Wangari Muta Maathai,
Prix Nobel de la paix,
Celle qui plante des arbres

C’est une chance inouïe que de vivre dans sa carrière un moment si marquant qu’il laisse une trace indélébile non seulement dans sa mémoire, mais aussi dans sa communauté. C’est cette chance que j’ai eue quand, le 1er janvier 2014, à la suite de l’adoption du projet de loi 106, le Commissariat aux services en français de l’Ontario a quitté le giron gouvernemental pour devenir un organisme indépendant relevant de l’Assemblée législative.

Aujourd’hui, le Commissariat fait donc partie intégrante de l’Assemblée législative de l’Ontario. Aujourd’hui, les francophones ont une voix permanente au Parlement. Aujourd’hui pose ses racines sur les plus hautes terres de la province une institution qui œuvre en français pour le français. Une institution dont les francophones pourront être fiers pour les années, voire les générations, à venir.

Cela ne veut pas dire que l’arbre n’était pas déjà vigoureux — comme en témoigne l’abondante récolte de recommandations passées, de plaintes traitées et de changements systémiques entrepris par le gouvernement. Mais subsistait toujours le risque qu’il devienne ni plus ni moins ornemental ou, pire encore, qu’il fasse les frais d’une coupe à blanc, au gré des alternances politiques.

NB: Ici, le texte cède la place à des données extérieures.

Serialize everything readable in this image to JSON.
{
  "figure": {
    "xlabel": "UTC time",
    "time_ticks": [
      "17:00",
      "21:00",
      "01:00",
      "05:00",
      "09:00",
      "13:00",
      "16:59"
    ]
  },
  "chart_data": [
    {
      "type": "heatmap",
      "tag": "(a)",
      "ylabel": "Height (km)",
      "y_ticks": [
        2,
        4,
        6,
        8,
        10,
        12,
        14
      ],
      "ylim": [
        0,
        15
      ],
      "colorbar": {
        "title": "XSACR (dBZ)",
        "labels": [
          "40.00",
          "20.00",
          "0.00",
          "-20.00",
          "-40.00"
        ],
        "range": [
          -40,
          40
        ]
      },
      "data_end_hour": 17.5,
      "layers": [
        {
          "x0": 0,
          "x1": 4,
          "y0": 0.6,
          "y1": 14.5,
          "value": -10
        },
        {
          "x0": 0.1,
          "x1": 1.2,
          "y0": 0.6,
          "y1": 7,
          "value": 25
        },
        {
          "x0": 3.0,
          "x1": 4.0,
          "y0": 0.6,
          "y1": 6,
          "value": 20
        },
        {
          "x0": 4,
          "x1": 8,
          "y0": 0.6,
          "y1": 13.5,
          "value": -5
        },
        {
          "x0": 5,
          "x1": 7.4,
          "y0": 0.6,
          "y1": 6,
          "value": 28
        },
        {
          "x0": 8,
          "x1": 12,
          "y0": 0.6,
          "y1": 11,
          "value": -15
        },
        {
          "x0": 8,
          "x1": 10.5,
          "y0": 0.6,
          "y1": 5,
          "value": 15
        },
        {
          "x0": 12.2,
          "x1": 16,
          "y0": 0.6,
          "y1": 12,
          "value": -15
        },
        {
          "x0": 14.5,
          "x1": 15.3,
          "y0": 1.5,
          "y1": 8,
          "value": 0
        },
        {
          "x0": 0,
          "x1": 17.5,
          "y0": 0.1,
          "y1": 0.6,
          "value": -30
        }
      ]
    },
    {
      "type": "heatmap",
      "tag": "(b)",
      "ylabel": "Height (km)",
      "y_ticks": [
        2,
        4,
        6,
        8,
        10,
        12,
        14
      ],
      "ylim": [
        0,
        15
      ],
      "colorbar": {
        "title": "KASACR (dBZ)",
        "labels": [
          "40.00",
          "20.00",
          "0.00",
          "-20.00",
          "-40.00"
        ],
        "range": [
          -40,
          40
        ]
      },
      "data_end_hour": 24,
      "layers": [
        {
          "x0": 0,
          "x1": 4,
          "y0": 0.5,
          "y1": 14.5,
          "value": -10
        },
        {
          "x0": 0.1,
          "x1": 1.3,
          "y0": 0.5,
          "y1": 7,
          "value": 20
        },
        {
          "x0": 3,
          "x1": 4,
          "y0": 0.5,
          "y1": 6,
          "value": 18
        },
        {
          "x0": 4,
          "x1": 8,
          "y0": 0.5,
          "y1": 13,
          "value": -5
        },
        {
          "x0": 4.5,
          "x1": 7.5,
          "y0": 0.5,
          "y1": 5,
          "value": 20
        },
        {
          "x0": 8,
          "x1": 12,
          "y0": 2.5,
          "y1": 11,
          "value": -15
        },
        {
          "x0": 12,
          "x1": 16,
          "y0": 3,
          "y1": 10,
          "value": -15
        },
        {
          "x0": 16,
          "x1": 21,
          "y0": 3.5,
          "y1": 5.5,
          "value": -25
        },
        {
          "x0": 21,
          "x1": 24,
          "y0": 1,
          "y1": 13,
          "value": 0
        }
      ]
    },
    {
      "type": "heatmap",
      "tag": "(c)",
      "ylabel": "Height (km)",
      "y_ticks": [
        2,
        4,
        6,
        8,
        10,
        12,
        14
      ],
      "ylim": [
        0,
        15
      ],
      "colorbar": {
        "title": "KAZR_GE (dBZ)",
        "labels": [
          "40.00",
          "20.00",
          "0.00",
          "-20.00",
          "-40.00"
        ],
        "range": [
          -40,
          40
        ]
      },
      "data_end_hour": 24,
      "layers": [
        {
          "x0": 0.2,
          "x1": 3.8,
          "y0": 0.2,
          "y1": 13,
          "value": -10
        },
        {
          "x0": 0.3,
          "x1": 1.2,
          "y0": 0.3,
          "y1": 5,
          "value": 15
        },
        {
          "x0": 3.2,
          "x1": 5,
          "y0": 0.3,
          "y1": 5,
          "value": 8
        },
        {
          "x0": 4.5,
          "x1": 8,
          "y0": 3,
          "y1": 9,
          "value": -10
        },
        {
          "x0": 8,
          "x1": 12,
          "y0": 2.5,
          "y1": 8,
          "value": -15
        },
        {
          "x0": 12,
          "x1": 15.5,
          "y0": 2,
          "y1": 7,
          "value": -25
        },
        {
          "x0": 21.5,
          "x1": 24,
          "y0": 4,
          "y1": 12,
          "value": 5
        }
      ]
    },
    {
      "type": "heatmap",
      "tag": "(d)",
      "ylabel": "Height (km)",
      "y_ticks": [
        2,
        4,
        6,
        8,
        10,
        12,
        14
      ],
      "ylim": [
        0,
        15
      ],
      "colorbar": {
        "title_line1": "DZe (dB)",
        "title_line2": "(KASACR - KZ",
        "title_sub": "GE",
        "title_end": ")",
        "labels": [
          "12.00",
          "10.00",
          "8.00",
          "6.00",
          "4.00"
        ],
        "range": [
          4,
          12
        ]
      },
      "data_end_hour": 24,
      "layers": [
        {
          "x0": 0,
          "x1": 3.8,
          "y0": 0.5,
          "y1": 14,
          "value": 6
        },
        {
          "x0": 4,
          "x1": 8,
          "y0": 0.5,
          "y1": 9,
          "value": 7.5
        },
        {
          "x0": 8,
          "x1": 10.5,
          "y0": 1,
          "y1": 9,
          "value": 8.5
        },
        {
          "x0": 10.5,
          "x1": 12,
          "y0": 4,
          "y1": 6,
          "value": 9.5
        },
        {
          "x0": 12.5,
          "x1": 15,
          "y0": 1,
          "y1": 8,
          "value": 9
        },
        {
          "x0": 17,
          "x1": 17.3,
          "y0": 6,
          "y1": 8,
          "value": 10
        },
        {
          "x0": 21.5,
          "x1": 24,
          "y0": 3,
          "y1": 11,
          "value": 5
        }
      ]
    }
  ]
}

Plus maintenant. Cette institution est solidement implantée, à l’image de la communauté francophone qu’elle représente et qui, faut-il le rappeler, s’apprête à célébrer le quadricentenaire de sa présence en Ontario.

La persistance de ce grand allié des Franco‑Ontariens et Franco-Ontariennes qu’est le Commissariat est indispensable à l’épanouissement d’une communauté francophone en pleine croissance. Car si la communauté augmente en chiffre et en diversité, car si le taux de transmission du français de parent à enfant ne cesse de grimper, car si les écoles de langue française ont aujourd’hui la cote, car si l’immigration francophone est plus que jamais encouragée, cette belle vigueur sera atténuée si les mécanismes destinés à accueillir et à appuyer ceux et celles qui souhaitent s’exprimer en français dans leurs rapports avec leur gouvernement — et les organismes qu’ils financent — sont déréglés.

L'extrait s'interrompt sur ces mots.